We’re looking for detail-oriented problem solvers to join our CHC/Medicaid Claims team. This is a full-time hybrid position based in the Pittsburgh area. While you’ll primarily work remotely, you’ll come into the office occasionally depending on departmental needs. Why this role matters: As a Claims Examiner, you’ll play a key role in helping our members live healthier, more independent lives.
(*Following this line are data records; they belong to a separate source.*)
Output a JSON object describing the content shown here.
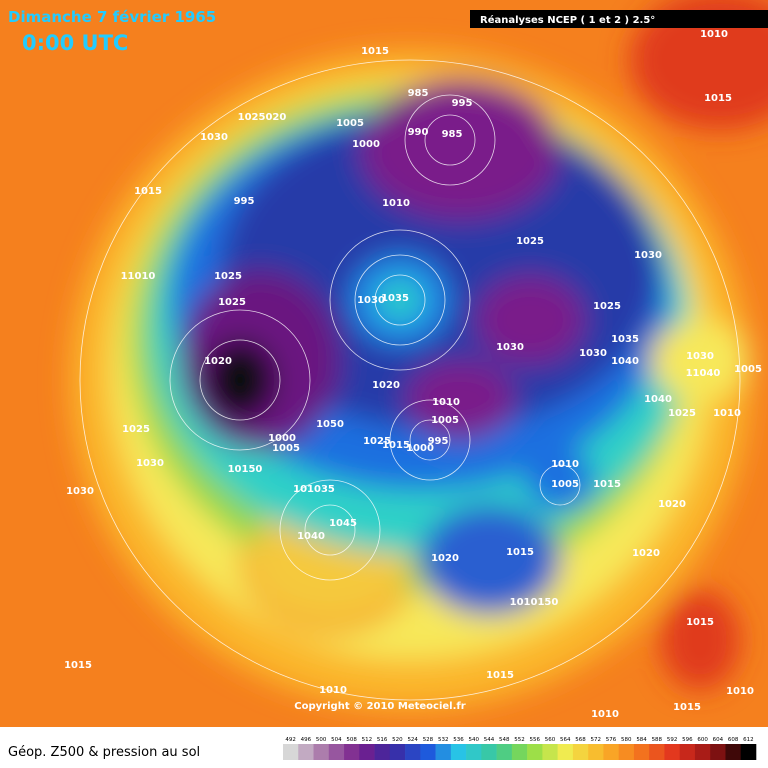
{
  "header": {
    "date": "Dimanche 7 février 1965",
    "time": "0:00 UTC",
    "source": "Réanalyses NCEP ( 1 et 2 ) 2.5°"
  },
  "copyright": "Copyright © 2010 Meteociel.fr",
  "isobar_labels": [
    "1010",
    "1015",
    "1015",
    "985",
    "995",
    "1025020",
    "1005",
    "990",
    "985",
    "1030",
    "1000",
    "1015",
    "995",
    "1010",
    "1025",
    "1030",
    "11010",
    "1025",
    "1025",
    "1030",
    "1035",
    "1025",
    "1035",
    "1030",
    "1030",
    "1040",
    "1030",
    "1020",
    "11040",
    "1005",
    "1020",
    "1010",
    "1040",
    "1005",
    "1025",
    "1010",
    "1050",
    "1025",
    "1000",
    "1025",
    "1015",
    "995",
    "1000",
    "1005",
    "1010",
    "1030",
    "10150",
    "1005",
    "1015",
    "1030",
    "101035",
    "1020",
    "1045",
    "1040",
    "1020",
    "1015",
    "1020",
    "1010150",
    "1015",
    "1015",
    "1015",
    "1010",
    "1010",
    "1010",
    "1015"
  ],
  "legend": {
    "title": "Géop. Z500 & pression au sol",
    "values": [
      492,
      496,
      500,
      504,
      508,
      512,
      516,
      520,
      524,
      528,
      532,
      536,
      540,
      544,
      548,
      552,
      556,
      560,
      564,
      568,
      572,
      576,
      580,
      584,
      588,
      592,
      596,
      600,
      604,
      608,
      612
    ]
  }
}
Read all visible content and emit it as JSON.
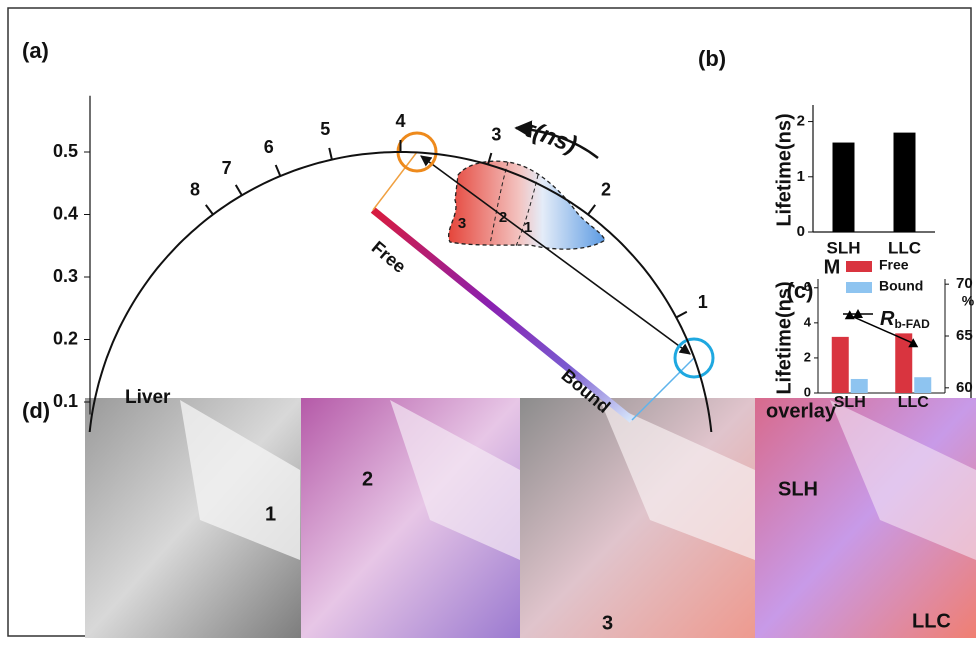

By accurately processing claims, you ensure that people receive the care they need.

Requirements

  • Strong attention to detail and ability to prioritize tasks.
  • Comfort working in a fast-paced production environment.
  • Previous health insurance experience
  • Comfort working independently in a remote environment while staying connected with your team.
  • A commitment to accuracy, teamwork, and client satisfaction.
  • High school graduate or equivalent required.
  • Knowledge of medical terminology, ICD-9, and CPT coding required.
  • Ability to use a QWERTY keyboard.
  • Maintain designated production and quality standards required.

Nice To Haves

  • One year of claims processing and/or equivalent education preferred
  • Knowledge of commercial, Medicaid, and Medicare products.
  • Competent in MS Office and PC skills preferred.
  • Working knowledge of COB (Coordination of Benefits) preferred.
  • Ability to demonstrate organizational, interpersonal, and communication skills.
  • Previous computer experience in a professional setting is highly preferred.

Responsibilities

  • Review and process moderate to complex claims with precision and efficiency.
  • Meet or exceed quality and production standards—your accuracy makes a difference!
  • Collaborate with your team, share ideas, and help us continuously improve.
  • Support other departments during busy periods and participate in training to grow your skills.
  • Maintain confidentiality and uphold compliance standards.
  • Work occasional overtime when business needs arise.